Friday, January 24, 2014

Roasted Butternut Tahini Dip

Sweet and creamy.  This dip can easily be mixed with a pasta, rice, or used as a dip for a plate of veggies.  


1/2  butternut squash
1 small onion, halved
Oil for roasting
1/4 c.  tahini
2 cloves garlic
1 1/2 t. lemon juice
1/2 t. coriander powder
Drizzle sesame oil
salt, pepper, cayenne, to taste


Coat onion and squash in oil and roast until the squash is soft and the onions are browning.  Cool.

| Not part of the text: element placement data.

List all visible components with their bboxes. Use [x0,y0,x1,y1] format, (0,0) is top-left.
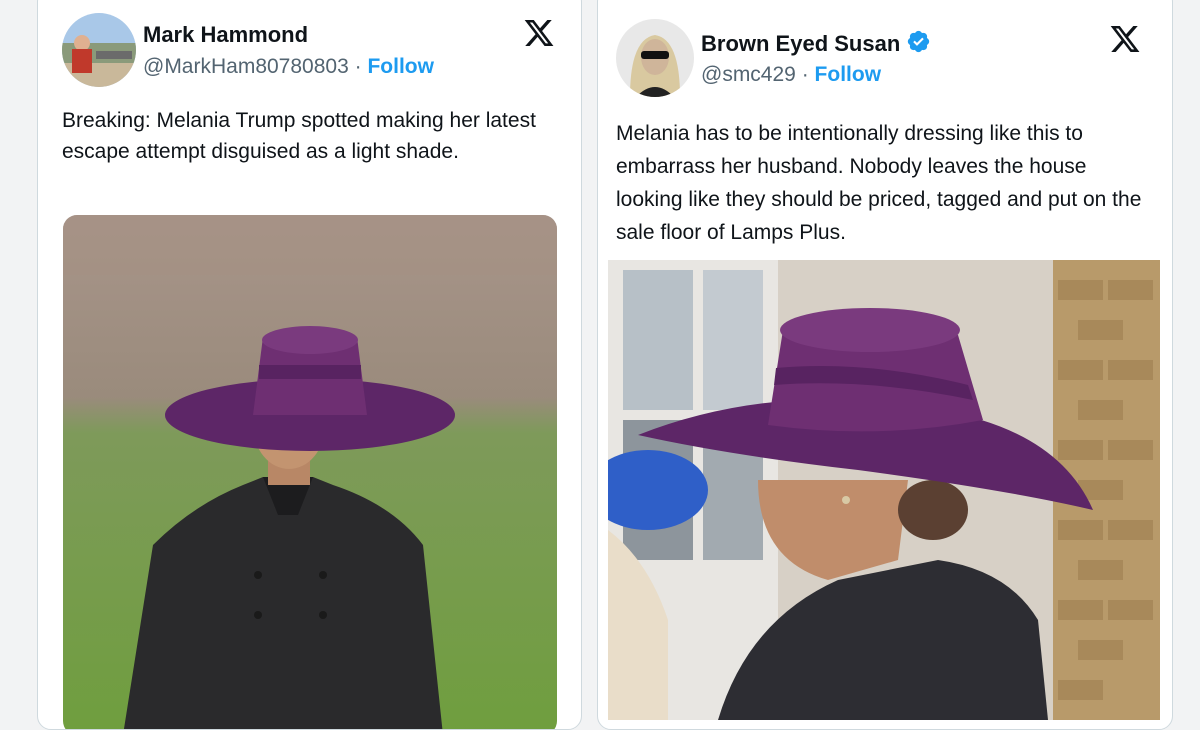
author-handle[interactable]: @MarkHam80780803 [143,55,349,78]
tweet-card-mark-hammond[interactable]: Mark Hammond @MarkHam80780803 · Follow B… [37,0,582,730]
separator-dot: · [801,63,809,86]
author-name[interactable]: Mark Hammond [143,22,308,48]
tweet-media-image[interactable] [63,215,557,729]
author-handle[interactable]: @smc429 [701,63,796,86]
x-logo-icon[interactable] [522,17,556,54]
tweet-card-brown-eyed-susan[interactable]: Brown Eyed Susan @smc429 · Follow Melani… [597,0,1173,730]
tweet-text: Breaking: Melania Trump spotted making h… [62,109,536,163]
author-name[interactable]: Brown Eyed Susan [701,29,931,60]
x-logo-icon[interactable] [1108,23,1142,60]
handle-row: @smc429 · Follow [701,63,881,87]
follow-button[interactable]: Follow [367,55,434,78]
separator-dot: · [354,55,362,78]
follow-button[interactable]: Follow [815,63,882,86]
tweet-text: Melania has to be intentionally dressing… [616,122,1142,244]
verified-badge-icon [906,29,931,60]
avatar[interactable] [616,19,694,97]
author-name-text: Brown Eyed Susan [701,31,901,56]
tweet-media-image[interactable] [608,260,1160,720]
handle-row: @MarkHam80780803 · Follow [143,55,434,79]
avatar[interactable] [62,13,136,87]
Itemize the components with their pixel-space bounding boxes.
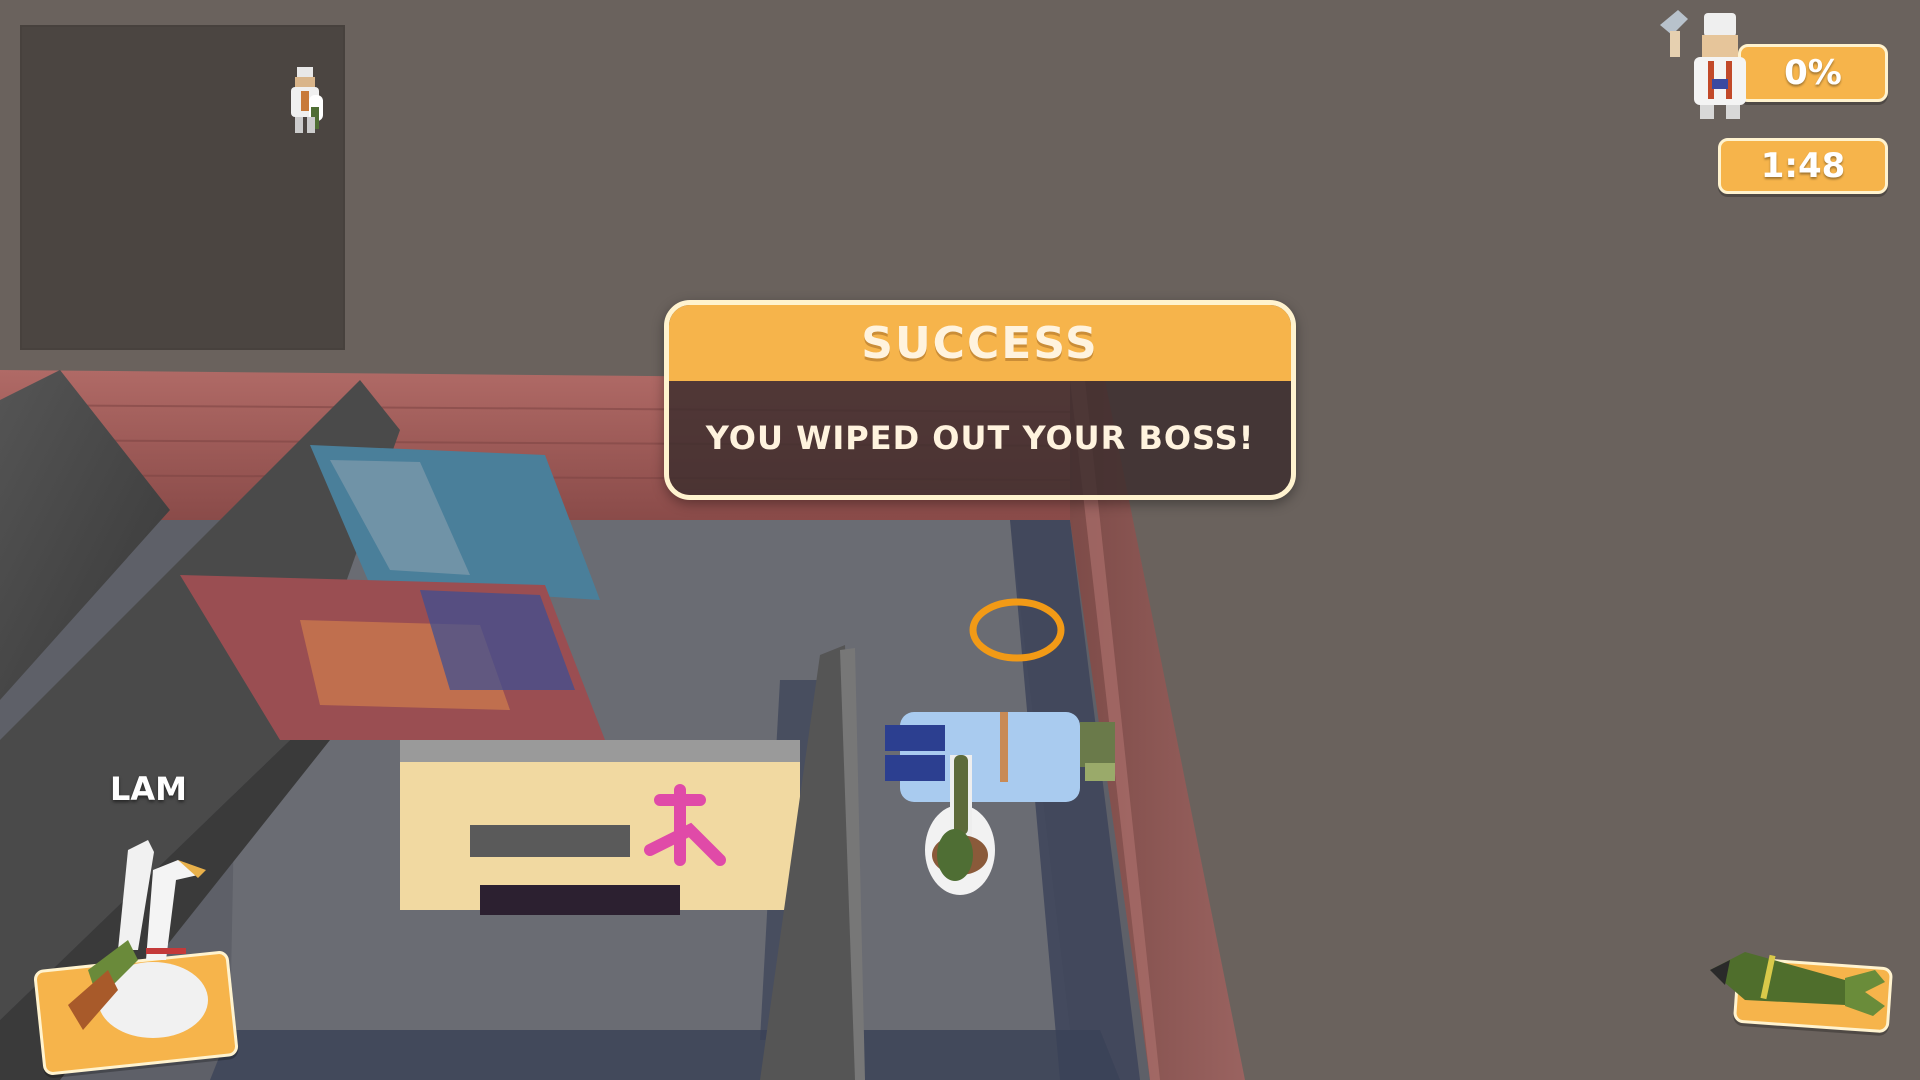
- dialog-message: YOU WIPED OUT YOUR BOSS!: [669, 381, 1291, 495]
- success-dialog: SUCCESS YOU WIPED OUT YOUR BOSS!: [664, 300, 1296, 500]
- goose-icon: [68, 840, 208, 1038]
- progress-percent: 0%: [1784, 53, 1842, 93]
- boss-marker-icon: [291, 67, 323, 133]
- player-name: LAM: [110, 770, 187, 808]
- timer-badge: 1:48: [1718, 138, 1888, 194]
- floor-shadow-bottom: [210, 1030, 1120, 1080]
- boss-progress-badge: 0%: [1738, 44, 1888, 102]
- minimap: [20, 25, 345, 350]
- chef-boss-icon: [1660, 10, 1746, 119]
- dialog-title: SUCCESS: [669, 305, 1291, 381]
- rocket-icon: [1710, 952, 1885, 1016]
- timer-text: 1:48: [1760, 146, 1846, 186]
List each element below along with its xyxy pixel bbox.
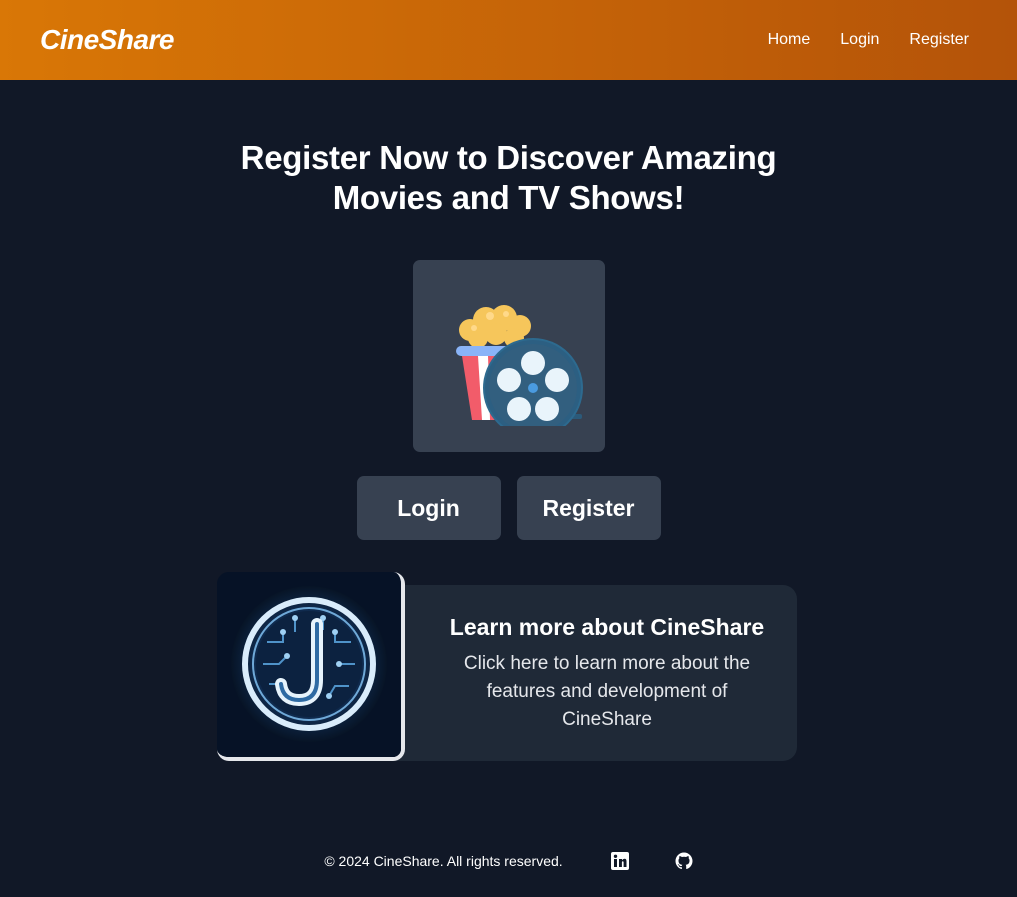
login-button[interactable]: Login: [356, 476, 501, 540]
nav-links: Home Login Register: [768, 31, 969, 49]
page-headline: Register Now to Discover Amazing Movies …: [240, 139, 777, 216]
main-content: Register Now to Discover Amazing Movies …: [0, 80, 1017, 540]
auth-buttons: Login Register: [356, 476, 661, 540]
learn-more-card[interactable]: Learn more about CineShare Click here to…: [217, 572, 797, 762]
register-button[interactable]: Register: [516, 476, 661, 540]
hero-image: [412, 260, 605, 452]
nav-link-home[interactable]: Home: [768, 31, 811, 49]
footer: © 2024 CineShare. All rights reserved.: [0, 844, 1017, 878]
copyright-text: © 2024 CineShare. All rights reserved.: [324, 853, 563, 869]
social-links: [610, 852, 693, 870]
linkedin-icon[interactable]: [610, 852, 629, 870]
github-icon[interactable]: [675, 852, 693, 870]
card-description: Click here to learn more about the featu…: [463, 653, 751, 730]
card-title: Learn more about CineShare: [449, 614, 765, 640]
nav-link-login[interactable]: Login: [840, 31, 879, 49]
brand-logo[interactable]: CineShare: [40, 24, 175, 56]
navbar: CineShare Home Login Register: [0, 0, 1017, 80]
card-image: [217, 572, 405, 761]
nav-link-register[interactable]: Register: [909, 31, 969, 49]
card-text: Learn more about CineShare Click here to…: [417, 585, 797, 761]
circuit-j-logo-icon: [217, 572, 401, 757]
popcorn-film-reel-icon: [455, 305, 583, 426]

Scoop out squash and place it and remaining ingredients into blender/food processor.  Blend until smooth and creamy.  Adjust ingredients to your desire. I sometimes want lemony or spicy. 


Garnish with a drizzle of sesame/olive oil and some sesame seeds.  This is good warm or as a sauce.    




Vegetarian Chili

This recipe has become a staple for our annual holiday party.  It's gluten free and vegan, so it works for many diets and freezes well *if* we don't eat it all.  It would be a fabulous base for a meat chili - just add or replace beans with your favorite chili meat for a paleo option.  


Oil, for sautéing
1 large onion, chopped 
4 cloves garlic, minced 
1 T. chili powder
1 t. cumin
2 bell peppers, diced (red, yellow, orange, green....)
4 ripe tomatoes, diced
1 can green chilies or several chopped fresh ones
28oz can crushed tomatoes  (I often use fresh pureed in a blender)
3 sprigs fresh oregano, or 1 t. dried
jalapeño, diced
1-2 squash, diced (zucchini, yellow, Mexican grey) 
~ 4 cups (or 2 cans) beans (I use a combination of types)

Sauté onion and garlic, in oil, until the onion is soft and translucent. Add chili, cumin, bell peppers, and diced tomatoes.  Cook for 5 minutes or so.  

After bells start to soften, add green chilies, crushed tomatoes, oregano, jalapeño, and zucchini.  Cover and simmer to meld the flavors.  You could simmer this for 20 minutes to all day adding water or broth as needed.  

Add beans 10 minutes before serving to warm them up.  You can add them earlier, but they tend to get a bit overcooked.  

Toppings:  red onion, sour cream, cheese, green onion, cilantro, olives, salsa, chips, cornbread....options, options!